Alles Wichtige zum Spiel des Jahres 2022 ist wahrscheinlich schon gesagt – aber noch nicht von mir. Außerdem würde ich der Tradition nicht gerecht werden, wenn ich nun auf einmal auf eine entsprechende Kommentierung verzichtet würde. Und zu guter Letzt muss auch noch überprüft werden, wie gut denn mein Blick in die Glaskugel war.
Nach meinem Ausflug im Jahr 2018 war ich dieses Jahr wieder live vor Ort. Die Verlegung der Verleihung auf den Samstagabend hat sich somit aus meiner Sicht gelohnt, weil daraus ein wunderbar entspannter Abend wurde. Ich bin mir aber nicht sicher, ob diese Änderung für das Ziel förderlich ist, eine breite Öffentlichkeit zu schaffen. Ich hatte jedenfalls nicht den Eindruck, dass diese für uns Brettspielbegeisternde so wichtige Meldung am Wochenende von Nachrichtenredaktionen verarbeitet wurde. Weder in meinen altmodischen Print-Zeitungen noch in den von mir konsumierten Online-Nachrichten-Portale sind Meldungen zum Spiel des Jahres aufgetaucht. Ich bilde mir ein, dass das bislang aber immer recht zeitnah der Fall war. Auf der anderen Seite muss man aber auch zugestehen, dass dieser Preis keine tagesaktuelle Meldung sein muss und vielleicht kommt da die Tage noch etwas. Es fiel aber auf, dass zwar deutlich mehr interessierte Menschen vor Ort waren, davon aber nur wenige der professionellen Presse zugeordnet werden konnten. Es fehlten die Fernseh- oder Radioteams von außerhalb unserer Blase. Die Frage ist nun, wie das alles vom Verein Spiel des Jahres für die Zukunft gewichtet wird. Wieder Samstagabend oder doch der Montagvormittag?
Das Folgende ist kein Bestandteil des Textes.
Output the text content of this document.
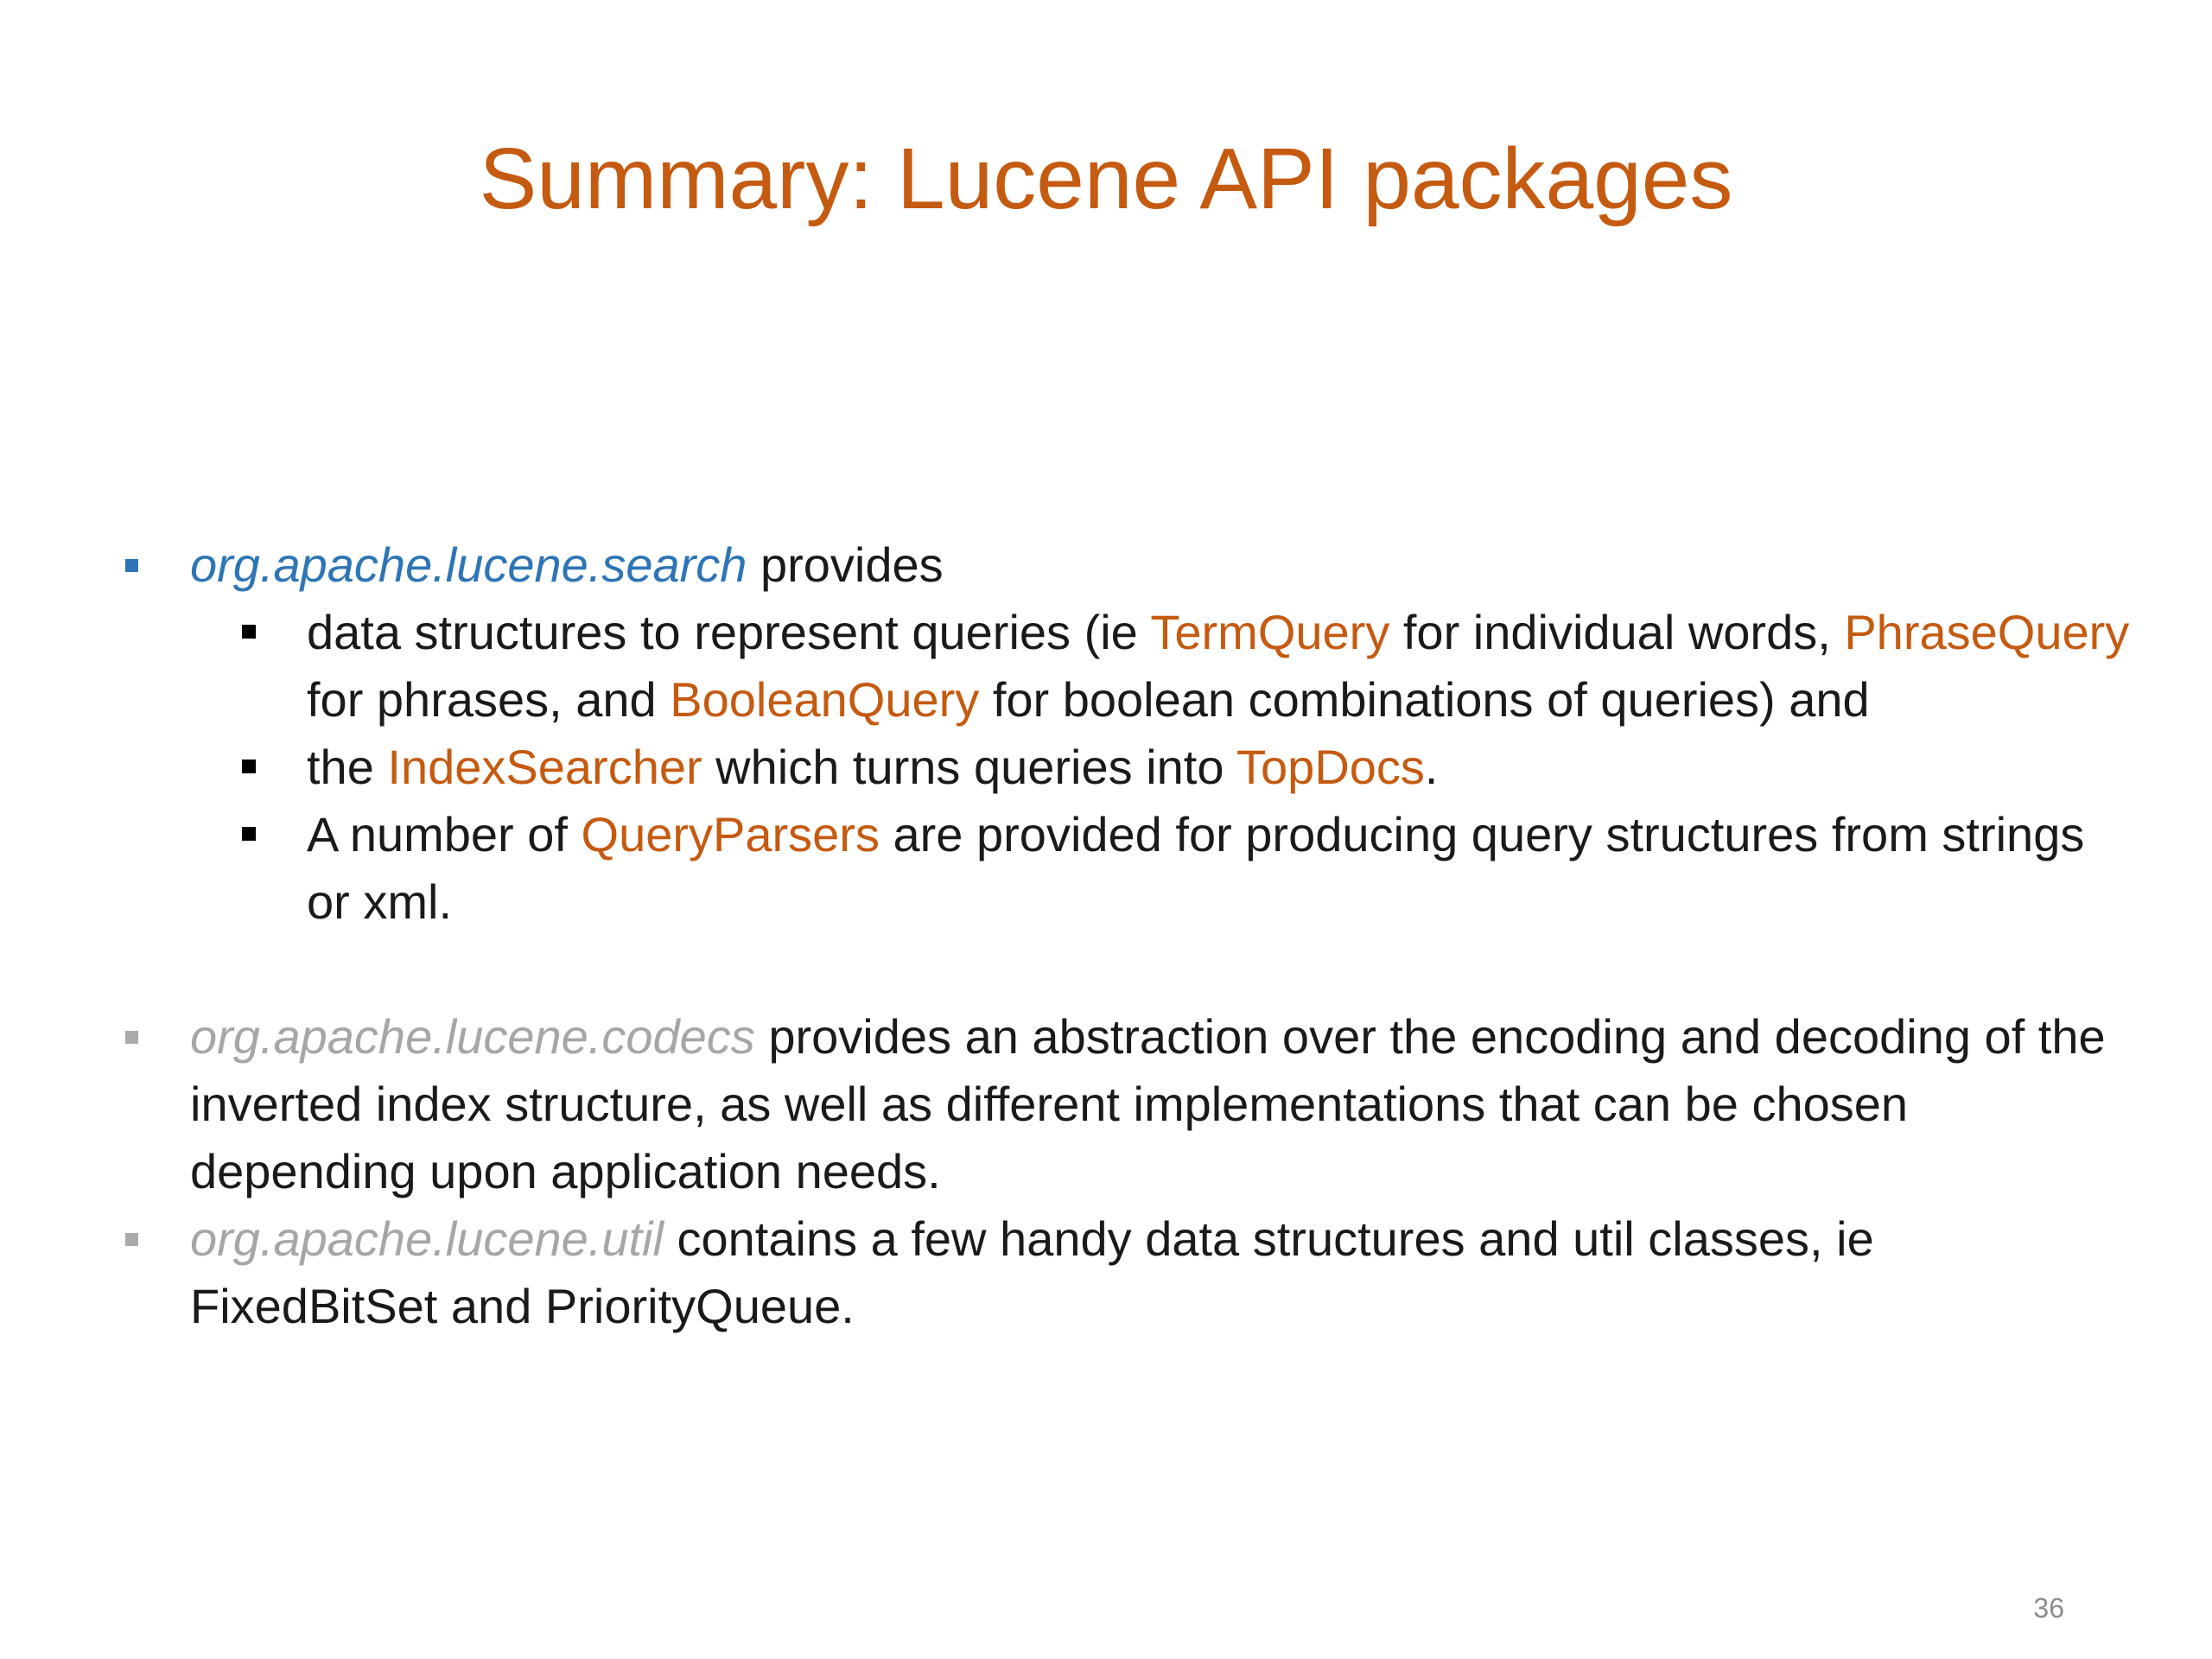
Summary: Lucene API packages
org.apache.lucene.search provides
data structures to represent queries (ie TermQuery for individual words, PhraseQuery for phrases, and BooleanQuery for boolean combinations of queries) and
the IndexSearcher which turns queries into TopDocs.
A number of QueryParsers are provided for producing query structures from strings or xml.
org.apache.lucene.codecs provides an abstraction over the encoding and decoding of the inverted index structure, as well as different implementations that can be chosen depending upon application needs.
org.apache.lucene.util contains a few handy data structures and util classes, ie FixedBitSet and PriorityQueue.
36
Vielleicht hilft aber auch der Kompromiss, die ganze Veranstaltung noch etwas glamouröser zu machen, der Bedeutung des Preises noch mehr Raum zu geben. Vielleicht bietet eine Kooperation mit der Berlin Con die Möglichkeit, die Verleihung vor noch mehr interessiertem Publikum zu zelebrieren, was dann wieder fernsehgerechtere Bilder erzeugt.


Aber ich lauf Gefahr, zu sehr abzudriften. Schließlich will ich nicht die Verleihung kommentieren, sondern die einzelnen Preisträger. Los geht es also...
Spiel des Jahres 2022: CASCADIA von Randy Flynn
CASCADIA ist eine gute und auch ziemlich logische Wahl. Das Spiel bietet nicht nur viele optische Reize, sondern weiß auch durch seine Variabilität spielerisch zu überzeugen. Eine Stärke des Spiels ist sicherlich, dass es verschiedene Schwierigkeitsstufen gibt und somit eine große Bandbreite an Ansprüchen abgedeckt werden kann. Bleibt nur die Frage, warum ich es ganz knapp noch nicht einmal auf dem Treppchen gesehen habe. Ich war mir nicht sicher, wie sehr die Jury diese fehlende Fokussierung auf eine Zielgruppe bewerten würde, zumal das Einstiegsspiel nicht gerade prominent in den Vordergrund gerückt wurde. Aber vielleicht ändert der Verlag das durch den Preis auch nochmals. Im Endeffekt lag ich knapp daneben, kann aber gut mit der leichten Nebelbildung in meiner Glaskugel leben.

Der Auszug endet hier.